Date of upload:
14.11.2017
Abstract:
In der 2016/17 in drei Teilen in den 'Mitteilungen der Karl-May-Gesellschaft' publizierten kulturwissenschaftlichen Studie werden am Beispiel der 'legalen Droge' Alkohol die Spiegelungen gesellschaftlicher Entwicklungen des 19. und frühen 20. Jahrhunderts im Werk eines populären Schriftstellers aufgezeigt.
Karl May (*1842), Sohn eines erzgebirgischen Webers und einer Hebamme, war in seiner Kindheit und Jugend mit den Folgen des unmäßigen Genusses von Alkohol, insbesondere von billigem Schnaps, durch die aufgrund des Niedergangs der Heimweberei von extremer Armut geplagten Einwohner seiner Heimatstadt Hohenstein-Ernstthal konfrontiert. Mays Einschätzung des Alkohols wurde durch diese Erlebnisse geprägt. In seinem Werk werden die Postulate der ersten deutschen Mäßigkeitsbewegung aufgegriffen, die in den dreißiger und vierziger Jahren des 19. Jahrhunderts gegen die - in weiten Kreisen der durch den Umbruch der industriellen Revolution betroffenen Arbeiter und Handwerker verbreitete - 'Branntweinpest' kämpfte.
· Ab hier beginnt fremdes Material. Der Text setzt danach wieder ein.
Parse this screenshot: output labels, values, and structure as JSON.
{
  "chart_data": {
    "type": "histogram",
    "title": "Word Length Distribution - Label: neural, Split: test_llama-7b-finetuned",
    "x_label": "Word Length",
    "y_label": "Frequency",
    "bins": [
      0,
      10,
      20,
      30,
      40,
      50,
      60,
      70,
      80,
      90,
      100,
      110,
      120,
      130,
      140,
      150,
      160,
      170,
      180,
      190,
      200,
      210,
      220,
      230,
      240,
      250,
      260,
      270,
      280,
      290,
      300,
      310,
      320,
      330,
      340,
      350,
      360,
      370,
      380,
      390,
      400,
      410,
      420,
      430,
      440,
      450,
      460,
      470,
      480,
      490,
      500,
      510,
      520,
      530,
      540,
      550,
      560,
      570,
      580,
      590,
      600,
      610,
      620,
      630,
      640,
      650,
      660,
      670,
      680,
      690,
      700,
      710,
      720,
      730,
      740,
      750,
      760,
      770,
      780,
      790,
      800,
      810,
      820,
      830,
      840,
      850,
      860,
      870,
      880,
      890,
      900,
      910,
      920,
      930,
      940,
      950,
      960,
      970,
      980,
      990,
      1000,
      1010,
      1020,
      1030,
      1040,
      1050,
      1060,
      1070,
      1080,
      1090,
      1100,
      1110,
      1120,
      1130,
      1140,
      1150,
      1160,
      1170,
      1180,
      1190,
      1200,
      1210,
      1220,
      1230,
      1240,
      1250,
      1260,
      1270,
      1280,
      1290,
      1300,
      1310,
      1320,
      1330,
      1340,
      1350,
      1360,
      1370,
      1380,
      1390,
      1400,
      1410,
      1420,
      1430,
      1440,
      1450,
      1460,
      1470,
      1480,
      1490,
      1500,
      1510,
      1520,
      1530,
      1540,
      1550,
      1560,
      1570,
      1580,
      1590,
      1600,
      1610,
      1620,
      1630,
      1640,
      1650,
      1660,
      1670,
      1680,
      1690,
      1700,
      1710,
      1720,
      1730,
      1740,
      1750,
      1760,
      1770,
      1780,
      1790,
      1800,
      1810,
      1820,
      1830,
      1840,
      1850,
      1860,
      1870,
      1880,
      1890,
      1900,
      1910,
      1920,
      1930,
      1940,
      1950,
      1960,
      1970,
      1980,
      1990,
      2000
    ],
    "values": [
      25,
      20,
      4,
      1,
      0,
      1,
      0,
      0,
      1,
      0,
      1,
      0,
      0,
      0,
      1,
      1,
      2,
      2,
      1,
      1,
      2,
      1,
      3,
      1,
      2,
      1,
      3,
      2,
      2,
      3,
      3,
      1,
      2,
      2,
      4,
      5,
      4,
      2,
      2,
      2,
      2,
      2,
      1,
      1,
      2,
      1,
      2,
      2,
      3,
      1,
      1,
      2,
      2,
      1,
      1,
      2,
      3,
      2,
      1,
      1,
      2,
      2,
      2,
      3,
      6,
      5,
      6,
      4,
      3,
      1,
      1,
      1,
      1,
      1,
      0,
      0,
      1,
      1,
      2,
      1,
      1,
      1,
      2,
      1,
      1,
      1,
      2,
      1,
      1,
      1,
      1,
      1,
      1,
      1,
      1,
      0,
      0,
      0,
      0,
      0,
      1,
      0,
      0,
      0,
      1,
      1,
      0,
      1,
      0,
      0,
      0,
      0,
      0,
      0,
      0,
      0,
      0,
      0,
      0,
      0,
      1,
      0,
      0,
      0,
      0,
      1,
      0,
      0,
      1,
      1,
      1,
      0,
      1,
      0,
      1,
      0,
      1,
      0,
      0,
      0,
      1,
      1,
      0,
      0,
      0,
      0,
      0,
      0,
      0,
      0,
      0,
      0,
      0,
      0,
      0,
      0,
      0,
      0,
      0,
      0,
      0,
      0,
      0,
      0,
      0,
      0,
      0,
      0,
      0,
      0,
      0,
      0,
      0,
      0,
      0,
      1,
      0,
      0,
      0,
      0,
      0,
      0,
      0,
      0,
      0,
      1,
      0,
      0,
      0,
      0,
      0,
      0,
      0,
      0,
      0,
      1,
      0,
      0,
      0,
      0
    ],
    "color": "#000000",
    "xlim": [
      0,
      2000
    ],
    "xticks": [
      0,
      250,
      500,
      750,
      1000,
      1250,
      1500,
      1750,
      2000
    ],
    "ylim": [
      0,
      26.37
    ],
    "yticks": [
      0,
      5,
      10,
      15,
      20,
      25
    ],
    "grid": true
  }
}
Deshalb ist Schnaps, anders als die von der Mäßigkeitsbewegung tolerierten Alkoholika Bier und Wein, in den populären Erzählungen Mays ein 'teuflisches' Getränk. Der Alkoholiker leidet, entgegen der herrschenden Meinung der Medizin seit dem ausgehenden 19. Jahrhundert, bei May nicht an einer Krankheit, sondern wird als moralisch gefallene Persönlichkeit charakterisiert. In seinem symbolistischen Spätwerk ab 1900 griff der Autor, der dem 'bürgerlichen Flügel' der Lebensreformbewegung nahe stand, die Thesen der sich zu Beginn des 20. Jahrhunderts formierenden Abstinenzbewegung auf, die nicht nur den Branntwein, sondern alle alkoholischen Getränke als Gefahr für die Gesellschaft ansah.